I see all these return values and exit functions in some samples.

Why some People use return values but they don’t need it in the programm?
→ return is enough but some People use return 1 or return 2 or return-1

Why some People use exit(0) and another People use exit(NULL)
for termination.

Why some People prefer return(EXIT_SUCCESS) and return(EXIT_FAILURE) for successful termination or for not succsessful
termination if they don’t look to the return value later?

What’s the brainchild behind this??

sample:

if(MsgSend(npid,&out,sizeof(&out),NULL,0)==-1)
{
printf(“MsgSend() error : %s \n”,strerror(errno));

  return 2;
  return;
  exit(NULL);
  exit(0);
  return(EXIT_SUCCESS);
  return(EXIT_FAILURE);
   
  }		

Thank you !!!

if you return a value from main, then that value will then be passed to exit(), so

int main() { return 0; }
and
int main() { exit(0); }
are equivalent.

The main issue is that main is considered an integer function, so it’s bad form to not return anything.

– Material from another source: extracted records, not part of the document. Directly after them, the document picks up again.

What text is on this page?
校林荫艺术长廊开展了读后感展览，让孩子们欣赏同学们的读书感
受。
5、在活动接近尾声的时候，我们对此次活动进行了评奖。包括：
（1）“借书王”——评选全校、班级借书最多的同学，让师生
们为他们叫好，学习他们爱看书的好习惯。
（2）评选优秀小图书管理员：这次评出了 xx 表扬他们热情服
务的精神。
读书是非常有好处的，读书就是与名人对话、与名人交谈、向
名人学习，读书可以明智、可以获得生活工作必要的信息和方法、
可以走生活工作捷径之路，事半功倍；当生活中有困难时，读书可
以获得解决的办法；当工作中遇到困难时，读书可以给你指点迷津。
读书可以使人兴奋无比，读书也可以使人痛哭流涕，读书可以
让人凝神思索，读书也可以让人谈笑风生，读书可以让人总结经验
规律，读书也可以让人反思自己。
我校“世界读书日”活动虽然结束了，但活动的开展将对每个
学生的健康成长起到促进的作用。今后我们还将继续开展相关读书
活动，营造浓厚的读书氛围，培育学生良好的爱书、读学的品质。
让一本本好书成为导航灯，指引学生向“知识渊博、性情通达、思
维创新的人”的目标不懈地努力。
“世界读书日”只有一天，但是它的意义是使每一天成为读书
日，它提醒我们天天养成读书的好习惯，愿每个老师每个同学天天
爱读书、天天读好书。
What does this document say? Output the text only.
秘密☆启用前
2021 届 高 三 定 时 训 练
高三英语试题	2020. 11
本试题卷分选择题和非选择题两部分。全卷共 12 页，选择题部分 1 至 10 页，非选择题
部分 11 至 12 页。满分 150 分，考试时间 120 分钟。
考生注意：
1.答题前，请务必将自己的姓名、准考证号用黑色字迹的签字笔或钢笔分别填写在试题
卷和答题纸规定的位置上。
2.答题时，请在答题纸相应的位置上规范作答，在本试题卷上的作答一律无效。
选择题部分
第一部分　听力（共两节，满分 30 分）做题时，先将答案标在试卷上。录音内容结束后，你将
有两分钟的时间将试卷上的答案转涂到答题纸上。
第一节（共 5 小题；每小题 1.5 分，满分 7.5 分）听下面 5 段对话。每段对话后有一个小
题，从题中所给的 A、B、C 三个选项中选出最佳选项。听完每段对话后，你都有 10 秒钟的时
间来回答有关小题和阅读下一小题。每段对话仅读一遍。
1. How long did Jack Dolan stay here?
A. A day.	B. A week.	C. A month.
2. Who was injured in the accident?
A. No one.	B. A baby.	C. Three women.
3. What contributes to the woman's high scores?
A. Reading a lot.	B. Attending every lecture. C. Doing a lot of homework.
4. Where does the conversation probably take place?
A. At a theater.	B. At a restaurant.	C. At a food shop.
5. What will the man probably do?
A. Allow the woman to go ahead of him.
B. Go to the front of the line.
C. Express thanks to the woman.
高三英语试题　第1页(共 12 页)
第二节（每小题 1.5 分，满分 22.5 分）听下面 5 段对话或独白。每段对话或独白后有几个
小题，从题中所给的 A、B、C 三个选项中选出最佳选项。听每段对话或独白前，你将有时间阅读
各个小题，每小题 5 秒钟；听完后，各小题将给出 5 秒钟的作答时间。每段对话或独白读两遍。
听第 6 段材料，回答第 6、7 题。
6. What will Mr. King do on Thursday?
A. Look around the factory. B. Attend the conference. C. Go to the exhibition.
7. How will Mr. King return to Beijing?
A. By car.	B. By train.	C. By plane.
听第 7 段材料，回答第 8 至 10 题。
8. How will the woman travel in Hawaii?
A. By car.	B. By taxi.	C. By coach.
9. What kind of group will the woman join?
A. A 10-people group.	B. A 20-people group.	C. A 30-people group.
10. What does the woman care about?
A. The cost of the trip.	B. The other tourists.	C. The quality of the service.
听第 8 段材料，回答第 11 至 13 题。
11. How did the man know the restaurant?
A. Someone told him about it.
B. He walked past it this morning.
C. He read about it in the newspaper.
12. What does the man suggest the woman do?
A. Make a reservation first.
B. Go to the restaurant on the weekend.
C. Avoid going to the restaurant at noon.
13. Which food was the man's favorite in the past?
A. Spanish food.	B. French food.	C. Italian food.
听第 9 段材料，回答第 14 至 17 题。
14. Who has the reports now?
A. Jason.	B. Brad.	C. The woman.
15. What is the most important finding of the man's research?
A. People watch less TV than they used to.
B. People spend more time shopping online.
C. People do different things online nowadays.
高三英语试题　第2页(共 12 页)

As for what value you pass to exit, it’s up to you, but convention is that you return 0 for success, non zero for failure (hence EXIT_SUCCESS and EXIT_FAILURE)

Thank You cburgess

If it’s bad to not return anything what could be happend if I return nothing.
Is it possible my programm have bugs if I return nothing?

C and C++ standard specifies that main() be define as returning an int, hence you cannot return nothing ;-) If you do that, according to standard behavior is undefined. I’m guessing nothing wrong will happen aside maybe a random value being return to the shell.

The idea behind this is to return a value to the parent process.